By Donald Wittkowski

A craft beer festival sponsored by a Townsends Inlet restaurant will go on as planned this weekend, despite an “innocent mistake” by Sea Isle City officials in granting approval for the event.

Doc Magrogan’s Oyster House is holding the festival from 2-6 p.m. Saturday on property at 87th Street and Landis Avenue that normally serves as a parking lot for the restaurant.

The festival was discussed during Sea Isle’s Council meeting on Tuesday, mainly because a municipal permit was granted for the event without having it reviewed by the city zoning office.

“It was clearly a miss on our part by not referring it to zoning,” City Business Administrator George Savastano told City Council.

Savastano called it an “innocent mistake” by city employees to issue the permit without first getting it approved by the zoning office.

“We missed it. We caught it, frankly, too late,” he said.

Promotional literature for the event says festival-goers will be able to taste more than 40 craft beers.

The New Jersey Division of Alcoholic Beverage Control also had to give its approval for the festival because beer will be consumed.

Savastano noted that the city consulted with the New Jersey Attorney General’s Office after the mistake was caught.

The city had the option of appealing to the state, but decided it would be unfair to Doc Magrogan’s to try to stop the event after approvals had already been granted, Savastano said.

However, Savastano repeatedly stressed that the city does not consider approvals for the festival to be “precedent-setting.”

“This same situation will not be approved in the future,” he said.

The parking lot where the beer festival will be held is across the street from Doc Magrogan’s Oyster House.

Although the festival is still planned, city officials will continue to check the paperwork to make sure everything is in order, including the insurance that is required.

“I’m going to confirm that they have all the documents,” Police Chief Tom McQuillen said.

Councilman Frank Edwardi, after first hearing of the city’s mistake, indicated during the Council meeting that he would be in favor of the city canceling the beer festival anyway.

Edwardi, though, said in an interview after the meeting that he would not object to the event if the organizers have the proper insurance.

“I have no problem with them going through with it as long as they have the right insurance,” he said.

Council’s discussion about the festival was prompted by an anonymous email raising concerns about the event. The email was sent to Mayor Leonard Desiderio on July 3 by the “residents of Townsends Inlet,” but had no names attached to it, according to a copy released Tuesday by the city.

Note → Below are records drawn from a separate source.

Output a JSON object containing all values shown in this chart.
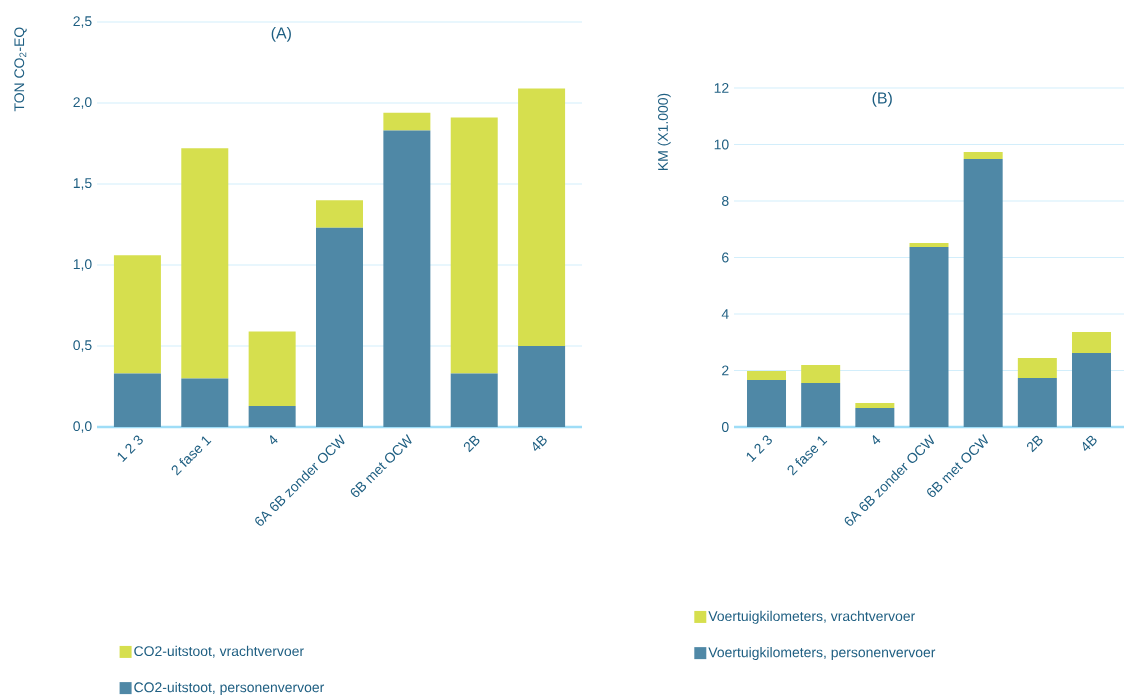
{
  "chart_data": [
    {
      "type": "bar",
      "title": "(A)",
      "ylabel": "TON CO$_{2}$-EQ",
      "stacked": true,
      "grid": "y",
      "legend": "bottom",
      "categories": [
        "1 2 3",
        "2 fase 1",
        "4",
        "6A 6B zonder OCW",
        "6B met OCW",
        "2B",
        "4B"
      ],
      "series": [
        {
          "name": "CO2-uitstoot, personenvervoer",
          "color": "#4f88a6",
          "values": [
            0.33,
            0.3,
            0.13,
            1.23,
            1.83,
            0.33,
            0.5
          ]
        },
        {
          "name": "CO2-uitstoot, vrachtvervoer",
          "color": "#d6df4e",
          "values": [
            0.73,
            1.42,
            0.46,
            0.17,
            0.11,
            1.58,
            1.59
          ]
        }
      ],
      "ylim": [
        0,
        2.5
      ],
      "yticks": [
        {
          "value": 0,
          "label": "0,0"
        },
        {
          "value": 0.5,
          "label": "0,5"
        },
        {
          "value": 1,
          "label": "1,0"
        },
        {
          "value": 1.5,
          "label": "1,5"
        },
        {
          "value": 2,
          "label": "2,0"
        },
        {
          "value": 2.5,
          "label": "2,5"
        }
      ]
    },
    {
      "type": "bar",
      "title": "(B)",
      "ylabel": "KM (X1.000)",
      "stacked": true,
      "grid": "y",
      "legend": "bottom",
      "categories": [
        "1 2 3",
        "2 fase 1",
        "4",
        "6A 6B zonder OCW",
        "6B met OCW",
        "2B",
        "4B"
      ],
      "series": [
        {
          "name": "Voertuigkilometers, personenvervoer",
          "color": "#4f88a6",
          "values": [
            1.66,
            1.56,
            0.67,
            6.37,
            9.49,
            1.73,
            2.62
          ]
        },
        {
          "name": "Voertuigkilometers, vrachtvervoer",
          "color": "#d6df4e",
          "values": [
            0.32,
            0.63,
            0.18,
            0.14,
            0.24,
            0.71,
            0.74
          ]
        }
      ],
      "ylim": [
        0,
        12
      ],
      "yticks": [
        0,
        2,
        4,
        6,
        8,
        10,
        12
      ]
    }
  ]
}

Doc Magrogan’s Oyster House, located inside the Dunes restaurant and condo complex on Landis Avenue, is part of a new wave of upscale development in the Townsends Inlet section.

Doc Magrogan’s Oyster House, an upscale restaurant that opened in 2016, is part of a sweeping commercial makeover of the sleepy Townsends Inlet section led by developers Christopher Glancey and Bob Morris.

In an interview Tuesday, Glancey said the beer festival will help showcase the restaurant, retail and residential projects that he and Morris have built in the past two years along the Landis Avenue corridor in Townsends Inlet.

“We were just trying to have people come to the neighborhood and see the commercial development,” he said.

Glancey owns the Doc Magrogan’s parking lot at 87th Street and Landis Avenue that will serve as the location for the festival.

The event will be small, with only 200 tickets being sold, Glancey said. In addition to beer tastings, there will be local food vendors, live entertainment and games.

According to the promotional literature for the event, festival-goers will be able to sample more than 40 craft beers.

Glancey said no city officials or local residents have raised any concerns about the festival with him or Doc Magrogan’s.

“We haven’t heard anything from the city. None of this was brought to our attention that the city or the neighborhood had any concerns,” he said, referring to the discussion about the festival at the Council meeting.